If you try the really interesting method of cooking bone until it is soft in a pressure cooker or slow cooker then you wouldn't even waste the bones in the cheapest meat, chicken. Here is a method I just found that sounds pretty good to me although I haven't ever tried it. I would just mix the bone with the meat though. Some sites say the soft bones can be ground in a blender! Since it isn't just that cooked bones are hard and poky it is that even ground they can pack up and become a hard mass in the gut I wouldn't want to serve this without a big cushioning of other stuff.
That is far too much calcium and phosphorus for a balanced diet however. As a raw feeder I know that a whole chicken is about 30% bone and my dog needs 10% bone for its calcium and phosphorus. So add in 2x the weight of that whole chicken in whichever red meat is cheapest that week.
That covers the meat part. If you need more calories then white potatoes have lots, they are cheap enough and dog love them. As long as you avoid any plants from the onion family any veggy is fine for dogs so buy or use edible trimmings from your cooking that are cheap.
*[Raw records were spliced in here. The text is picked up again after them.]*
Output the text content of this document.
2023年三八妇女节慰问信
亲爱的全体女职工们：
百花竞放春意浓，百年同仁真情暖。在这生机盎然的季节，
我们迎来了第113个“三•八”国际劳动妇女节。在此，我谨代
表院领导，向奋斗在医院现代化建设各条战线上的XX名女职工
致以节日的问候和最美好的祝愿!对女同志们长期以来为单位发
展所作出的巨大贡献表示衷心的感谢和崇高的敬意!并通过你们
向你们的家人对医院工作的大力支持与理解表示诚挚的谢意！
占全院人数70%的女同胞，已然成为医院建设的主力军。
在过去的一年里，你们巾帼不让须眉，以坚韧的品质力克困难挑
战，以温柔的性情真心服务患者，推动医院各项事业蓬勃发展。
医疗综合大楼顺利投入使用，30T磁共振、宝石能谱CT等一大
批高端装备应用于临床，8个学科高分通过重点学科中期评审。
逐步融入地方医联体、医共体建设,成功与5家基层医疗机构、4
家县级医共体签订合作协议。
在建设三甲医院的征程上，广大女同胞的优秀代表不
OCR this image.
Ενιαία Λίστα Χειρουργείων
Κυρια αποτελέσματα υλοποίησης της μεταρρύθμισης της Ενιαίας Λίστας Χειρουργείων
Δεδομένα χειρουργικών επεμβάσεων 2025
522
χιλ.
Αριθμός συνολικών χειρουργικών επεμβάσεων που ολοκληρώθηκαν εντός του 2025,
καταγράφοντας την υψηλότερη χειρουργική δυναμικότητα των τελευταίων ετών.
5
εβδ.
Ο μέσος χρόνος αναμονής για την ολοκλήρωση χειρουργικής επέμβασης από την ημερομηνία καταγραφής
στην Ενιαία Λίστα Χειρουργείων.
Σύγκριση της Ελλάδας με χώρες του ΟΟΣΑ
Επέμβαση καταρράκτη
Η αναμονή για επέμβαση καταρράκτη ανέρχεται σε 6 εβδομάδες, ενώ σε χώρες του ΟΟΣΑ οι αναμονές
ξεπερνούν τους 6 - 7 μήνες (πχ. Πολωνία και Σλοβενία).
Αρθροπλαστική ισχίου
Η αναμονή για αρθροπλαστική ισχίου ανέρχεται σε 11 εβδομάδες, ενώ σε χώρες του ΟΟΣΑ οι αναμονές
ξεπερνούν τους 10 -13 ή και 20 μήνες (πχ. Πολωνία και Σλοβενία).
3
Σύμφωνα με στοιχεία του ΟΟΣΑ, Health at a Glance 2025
Carrots and cabbage maybe? Veggies on sale? Never green parts from potato/tomato family or trimmings you wouldn't put into a soup pot for your human family.
So the recipe comes out 1 part chicken, 2 parts meat and 1 part mixed veggies. You can increase the veggies to up to half the food if you like to increase calories or just increase the bulk of the meal. You know how much richer home cooked stuff is compared to kibble, probably would be richer than canned except for the really expensive stuff.
You could add in an ounce of liver per pound of meat if you like.
You could use a can of fish for part of the meat if you like, not tuna often but mackerel, salmon and sardines are great.
You could add/substitute some egg if you like.
I would do the pressure cooked chicken thing and store most in the freezer and make up food every couple days. If you found a great deal on meat and want to stock up cook that up and store as well, can even do that with the veggies. Then you can mix up different combinations of foods and add in more or less of this or that veggie as you determine what works best for your pack. Packing up equal quantities means you can easily choose one part of this and that. Max's raw food doesn't easily fit in cottage cheese, yogurt and deli tubs but they worked great for Sassy's food.